Wie bei anderen KI-Systemen hängt auch beim Figma AI Agent vieles von der Formulierung des Prompts ab. Je präziser die Anweisungen sind, desto zuverlässiger fallen die Ergebnisse aus. Das wird spätestens dann relevant, wenn einzelne Aktionen AI Credits verbrauchen (Stand Juni 2026). Gleichzeitig zeigte sich, dass der Agent nicht immer auf Anhieb zum gewünschten Ergebnis kommt und einzelne Aktionen teilweise deutlich Zeit benötigen. Außerdem wurde im Test deutlich, dass der Funktionsumfang des Agents weit über die hier gezeigten Beispiele hinausgeht.

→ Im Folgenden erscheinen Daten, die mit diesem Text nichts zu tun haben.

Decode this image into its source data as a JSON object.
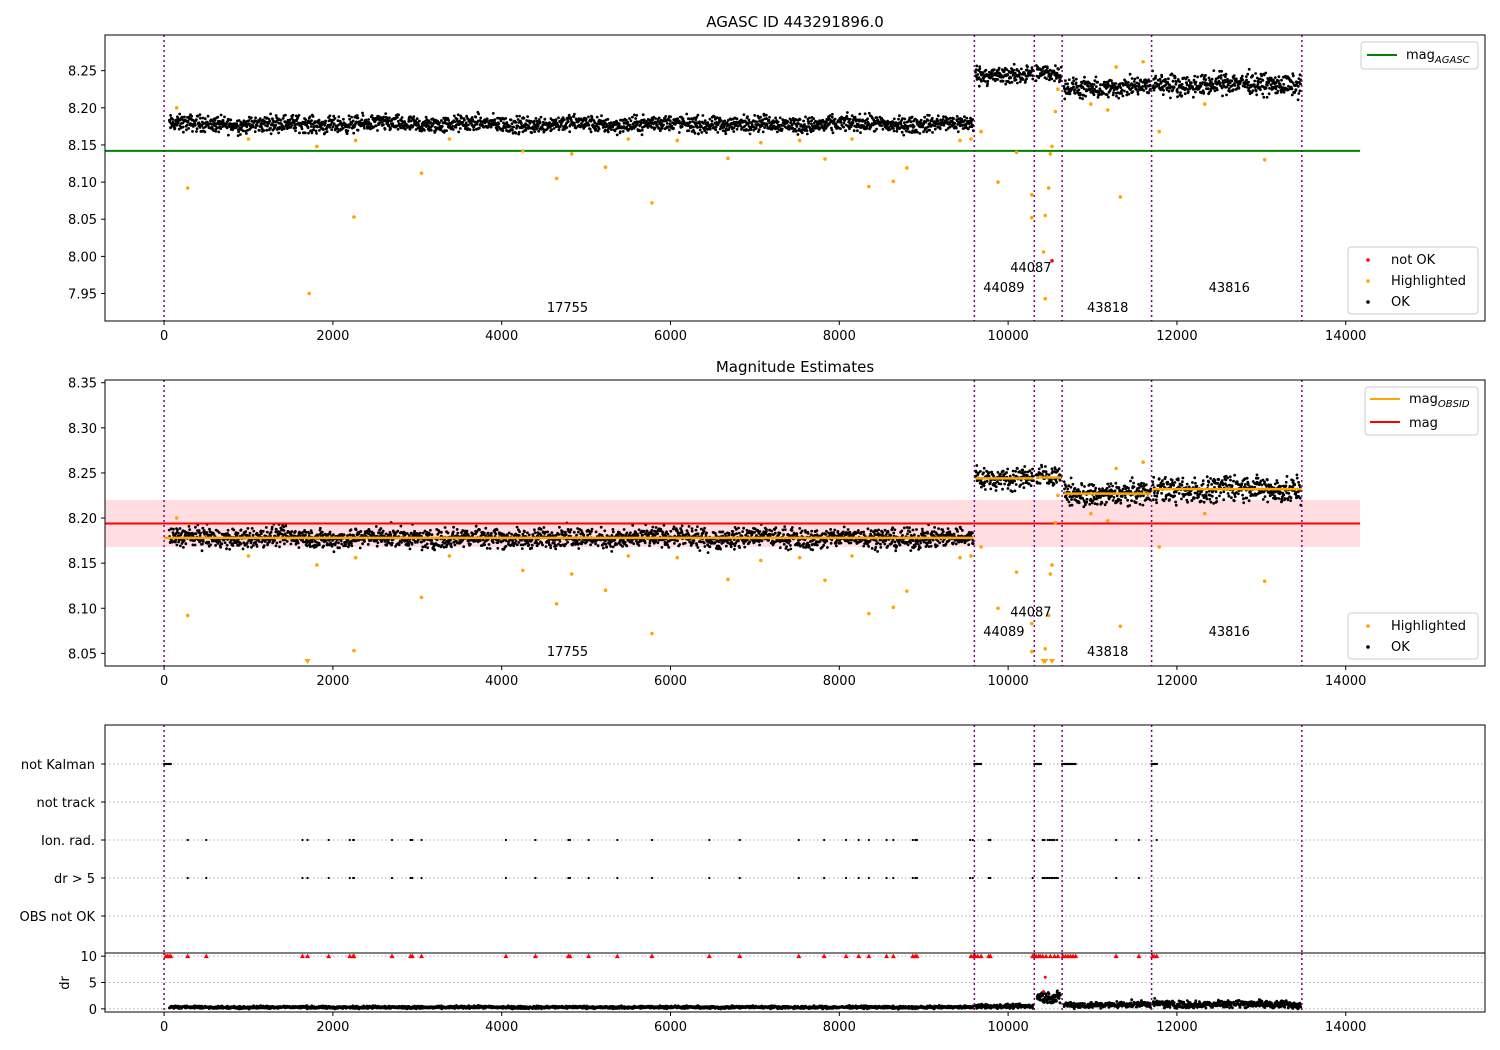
{
  "colors": {
    "ok": "#000000",
    "highlighted": "#ffa500",
    "not_ok": "#ff0000",
    "agasc_line": "#008000",
    "mag_line": "#ff0000",
    "mag_band": "#ffdde1",
    "obsid_line": "#ffa500",
    "obs_boundary": "#800080",
    "grid": "#b0b0b0"
  },
  "chart_data": [
    {
      "type": "scatter",
      "title": "AGASC ID 443291896.0",
      "xlim": [
        -700,
        15650
      ],
      "ylim": [
        7.913,
        8.298
      ],
      "x_ticks": [
        0,
        2000,
        4000,
        6000,
        8000,
        10000,
        12000,
        14000
      ],
      "y_ticks": [
        7.95,
        8.0,
        8.05,
        8.1,
        8.15,
        8.2,
        8.25
      ],
      "obs_boundaries": [
        0,
        9600,
        10310,
        10640,
        11700,
        13480
      ],
      "obsid_labels": [
        {
          "text": "17755",
          "x": 4780,
          "y": 7.925
        },
        {
          "text": "44089",
          "x": 9950,
          "y": 7.952
        },
        {
          "text": "44087",
          "x": 10270,
          "y": 7.979
        },
        {
          "text": "43818",
          "x": 11180,
          "y": 7.925
        },
        {
          "text": "43816",
          "x": 12620,
          "y": 7.952
        }
      ],
      "horizontal_lines": [
        {
          "name": "mag_AGASC",
          "y": 8.142,
          "x": [
            -700,
            14170
          ],
          "color": "#008000"
        }
      ],
      "ok_segments": [
        {
          "x": [
            60,
            9590
          ],
          "ymid": 8.178,
          "spread": 0.011
        },
        {
          "x": [
            9610,
            10300
          ],
          "ymid": 8.245,
          "spread": 0.012
        },
        {
          "x": [
            10330,
            10630
          ],
          "ymid": 8.245,
          "spread": 0.011
        },
        {
          "x": [
            10660,
            11690
          ],
          "ymid": 8.227,
          "spread": 0.013
        },
        {
          "x": [
            11710,
            13470
          ],
          "ymid": 8.232,
          "spread": 0.014
        }
      ],
      "highlighted_points": [
        [
          280,
          8.092
        ],
        [
          1720,
          7.95
        ],
        [
          1810,
          8.148
        ],
        [
          2250,
          8.053
        ],
        [
          3050,
          8.112
        ],
        [
          4650,
          8.105
        ],
        [
          4830,
          8.138
        ],
        [
          5230,
          8.12
        ],
        [
          5780,
          8.072
        ],
        [
          6680,
          8.132
        ],
        [
          7830,
          8.131
        ],
        [
          8350,
          8.094
        ],
        [
          8640,
          8.101
        ],
        [
          8800,
          8.119
        ],
        [
          9560,
          8.158
        ],
        [
          9680,
          8.168
        ],
        [
          9880,
          8.1
        ],
        [
          10280,
          8.083
        ],
        [
          10280,
          8.052
        ],
        [
          10420,
          8.006
        ],
        [
          10440,
          8.055
        ],
        [
          10440,
          7.943
        ],
        [
          10480,
          8.092
        ],
        [
          10500,
          8.138
        ],
        [
          10520,
          8.148
        ],
        [
          10560,
          8.195
        ],
        [
          10590,
          8.225
        ],
        [
          11330,
          8.08
        ],
        [
          11790,
          8.168
        ],
        [
          13040,
          8.13
        ],
        [
          150,
          8.2
        ],
        [
          1000,
          8.158
        ],
        [
          2270,
          8.156
        ],
        [
          3380,
          8.158
        ],
        [
          4250,
          8.142
        ],
        [
          5500,
          8.158
        ],
        [
          6080,
          8.156
        ],
        [
          7070,
          8.153
        ],
        [
          7530,
          8.156
        ],
        [
          8150,
          8.158
        ],
        [
          9430,
          8.156
        ],
        [
          10980,
          8.205
        ],
        [
          11180,
          8.197
        ],
        [
          11280,
          8.255
        ],
        [
          11600,
          8.262
        ],
        [
          12330,
          8.205
        ],
        [
          10100,
          8.14
        ]
      ],
      "not_ok_points": [
        [
          10520,
          7.994
        ]
      ],
      "legend": {
        "position": "top-right",
        "entries": [
          "mag_AGASC"
        ]
      },
      "legend2": {
        "position": "bottom-right",
        "entries": [
          "not OK",
          "Highlighted",
          "OK"
        ]
      }
    },
    {
      "type": "scatter",
      "title": "Magnitude Estimates",
      "xlim": [
        -700,
        15650
      ],
      "ylim": [
        8.036,
        8.353
      ],
      "x_ticks": [
        0,
        2000,
        4000,
        6000,
        8000,
        10000,
        12000,
        14000
      ],
      "y_ticks": [
        8.05,
        8.1,
        8.15,
        8.2,
        8.25,
        8.3,
        8.35
      ],
      "obs_boundaries": [
        0,
        9600,
        10310,
        10640,
        11700,
        13480
      ],
      "obsid_labels": [
        {
          "text": "17755",
          "x": 4780,
          "y": 8.047
        },
        {
          "text": "44089",
          "x": 9950,
          "y": 8.069
        },
        {
          "text": "44087",
          "x": 10270,
          "y": 8.091
        },
        {
          "text": "43818",
          "x": 11180,
          "y": 8.047
        },
        {
          "text": "43816",
          "x": 12620,
          "y": 8.069
        }
      ],
      "mag_band": {
        "y": [
          8.168,
          8.22
        ],
        "x": [
          -700,
          14170
        ]
      },
      "horizontal_lines": [
        {
          "name": "mag",
          "y": 8.194,
          "x": [
            -700,
            14170
          ],
          "color": "#ff0000"
        }
      ],
      "obsid_mag_segments": [
        {
          "x": [
            0,
            9590
          ],
          "y": 8.178
        },
        {
          "x": [
            9610,
            10300
          ],
          "y": 8.244
        },
        {
          "x": [
            10330,
            10630
          ],
          "y": 8.245
        },
        {
          "x": [
            10660,
            11690
          ],
          "y": 8.227
        },
        {
          "x": [
            11710,
            13480
          ],
          "y": 8.232
        }
      ],
      "ok_segments": [
        {
          "x": [
            60,
            9590
          ],
          "ymid": 8.178,
          "spread": 0.011
        },
        {
          "x": [
            9610,
            10300
          ],
          "ymid": 8.245,
          "spread": 0.012
        },
        {
          "x": [
            10330,
            10630
          ],
          "ymid": 8.245,
          "spread": 0.011
        },
        {
          "x": [
            10660,
            11690
          ],
          "ymid": 8.227,
          "spread": 0.013
        },
        {
          "x": [
            11710,
            13470
          ],
          "ymid": 8.232,
          "spread": 0.014
        }
      ],
      "highlighted_points": [
        [
          280,
          8.092
        ],
        [
          1810,
          8.148
        ],
        [
          2250,
          8.053
        ],
        [
          3050,
          8.112
        ],
        [
          4650,
          8.105
        ],
        [
          4830,
          8.138
        ],
        [
          5230,
          8.12
        ],
        [
          5780,
          8.072
        ],
        [
          6680,
          8.132
        ],
        [
          7830,
          8.131
        ],
        [
          8350,
          8.094
        ],
        [
          8640,
          8.101
        ],
        [
          8800,
          8.119
        ],
        [
          9560,
          8.158
        ],
        [
          9680,
          8.168
        ],
        [
          9880,
          8.1
        ],
        [
          10280,
          8.083
        ],
        [
          10280,
          8.052
        ],
        [
          10440,
          8.055
        ],
        [
          10480,
          8.092
        ],
        [
          10500,
          8.138
        ],
        [
          10520,
          8.148
        ],
        [
          10560,
          8.195
        ],
        [
          10590,
          8.225
        ],
        [
          11330,
          8.08
        ],
        [
          11790,
          8.168
        ],
        [
          13040,
          8.13
        ],
        [
          150,
          8.2
        ],
        [
          1000,
          8.158
        ],
        [
          2270,
          8.156
        ],
        [
          3380,
          8.158
        ],
        [
          4250,
          8.142
        ],
        [
          5500,
          8.158
        ],
        [
          6080,
          8.156
        ],
        [
          7070,
          8.153
        ],
        [
          7530,
          8.156
        ],
        [
          8150,
          8.158
        ],
        [
          9430,
          8.156
        ],
        [
          10980,
          8.205
        ],
        [
          11180,
          8.197
        ],
        [
          11280,
          8.255
        ],
        [
          11600,
          8.262
        ],
        [
          12330,
          8.205
        ],
        [
          10100,
          8.14
        ]
      ],
      "clipped_low_points": [
        [
          1700,
          8.036
        ],
        [
          10420,
          8.036
        ],
        [
          10440,
          8.036
        ],
        [
          10520,
          8.036
        ]
      ],
      "legend": {
        "position": "top-right",
        "entries": [
          "mag_OBSID",
          "mag"
        ]
      },
      "legend2": {
        "position": "bottom-right",
        "entries": [
          "Highlighted",
          "OK"
        ]
      }
    },
    {
      "type": "scatter",
      "title": "",
      "xlim": [
        -700,
        15650
      ],
      "categories": [
        "not Kalman",
        "not track",
        "Ion. rad.",
        "dr > 5",
        "OBS not OK"
      ],
      "obs_boundaries": [
        0,
        9600,
        10310,
        10640,
        11700,
        13480
      ],
      "flags": {
        "not Kalman": [
          [
            0,
            80
          ],
          [
            9600,
            9680
          ],
          [
            10310,
            10390
          ],
          [
            10640,
            10800
          ],
          [
            11700,
            11770
          ]
        ],
        "not track": [],
        "Ion. rad.": [
          280,
          500,
          1640,
          1700,
          1950,
          2200,
          2240,
          2250,
          2700,
          2920,
          2940,
          3050,
          4050,
          4400,
          4790,
          4810,
          5030,
          5370,
          5780,
          6460,
          6820,
          7520,
          7820,
          8080,
          8230,
          8350,
          8560,
          8640,
          8870,
          8900,
          8920,
          9550,
          9580,
          9770,
          9790,
          10290,
          10410,
          10430,
          10470,
          10490,
          10510,
          10530,
          10550,
          10580,
          11280,
          11550,
          11760
        ],
        "dr > 5": [
          280,
          500,
          1640,
          1700,
          1950,
          2200,
          2240,
          2250,
          2700,
          2920,
          2940,
          3050,
          4050,
          4400,
          4790,
          4810,
          5030,
          5370,
          5780,
          6460,
          6820,
          7520,
          7820,
          8080,
          8230,
          8350,
          8560,
          8640,
          8870,
          8900,
          8920,
          9550,
          9580,
          9770,
          9790,
          10290,
          10410,
          10430,
          10450,
          10470,
          10490,
          10510,
          10530,
          10550,
          10570,
          10590,
          11280,
          11550
        ],
        "OBS not OK": []
      }
    },
    {
      "type": "scatter",
      "ylabel": "dr",
      "xlim": [
        -700,
        15650
      ],
      "ylim": [
        -0.6,
        10.6
      ],
      "x_ticks": [
        0,
        2000,
        4000,
        6000,
        8000,
        10000,
        12000,
        14000
      ],
      "y_ticks": [
        0,
        5,
        10
      ],
      "obs_boundaries": [
        0,
        9600,
        10310,
        10640,
        11700,
        13480
      ],
      "ok_segments": [
        {
          "x": [
            60,
            9590
          ],
          "ymid": 0.3,
          "spread": 0.25
        },
        {
          "x": [
            9610,
            10300
          ],
          "ymid": 0.5,
          "spread": 0.4
        },
        {
          "x": [
            10340,
            10620
          ],
          "ymid": 2.0,
          "spread": 1.2
        },
        {
          "x": [
            10660,
            11690
          ],
          "ymid": 0.8,
          "spread": 0.6
        },
        {
          "x": [
            11710,
            13470
          ],
          "ymid": 0.9,
          "spread": 0.7
        }
      ],
      "clipped_points_y10": [
        20,
        40,
        60,
        80,
        280,
        500,
        1640,
        1700,
        1950,
        2200,
        2240,
        2250,
        2700,
        2920,
        2940,
        3050,
        4050,
        4400,
        4790,
        4810,
        5030,
        5370,
        5780,
        6460,
        6820,
        7520,
        7820,
        8080,
        8230,
        8350,
        8560,
        8640,
        8870,
        8900,
        8920,
        9560,
        9590,
        9610,
        9640,
        9680,
        9770,
        9790,
        10290,
        10310,
        10330,
        10360,
        10380,
        10410,
        10450,
        10500,
        10550,
        10590,
        10650,
        10680,
        10710,
        10740,
        10770,
        10800,
        11280,
        11550,
        11710,
        11730,
        11760
      ],
      "not_ok_extra": [
        [
          10440,
          6.0
        ],
        [
          10420,
          3.3
        ]
      ]
    }
  ]
}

Mit zunehmender Nutzung entdeckt man immer wieder neue Anwendungsfälle, die sich oft erst im konkreten Designprozess ergeben. Da sich Änderungen jedoch jederzeit rückgängig machen lassen, bleibt das Ausprobieren vergleichsweise risikofrei.
Der größte Mehrwert liegt aktuell darin, wiederkehrende und organisatorische Aufgaben zu beschleunigen. Dadurch bleibt mehr Zeit für die eigentlichen UX-Fragestellungen: Nutzerbedürfnisse verstehen, Konzepte entwickeln und fundierte Designentscheidungen treffen – also genau die Bereiche, in denen die Expertise von Designerinnen und Designern den größten Unterschied macht.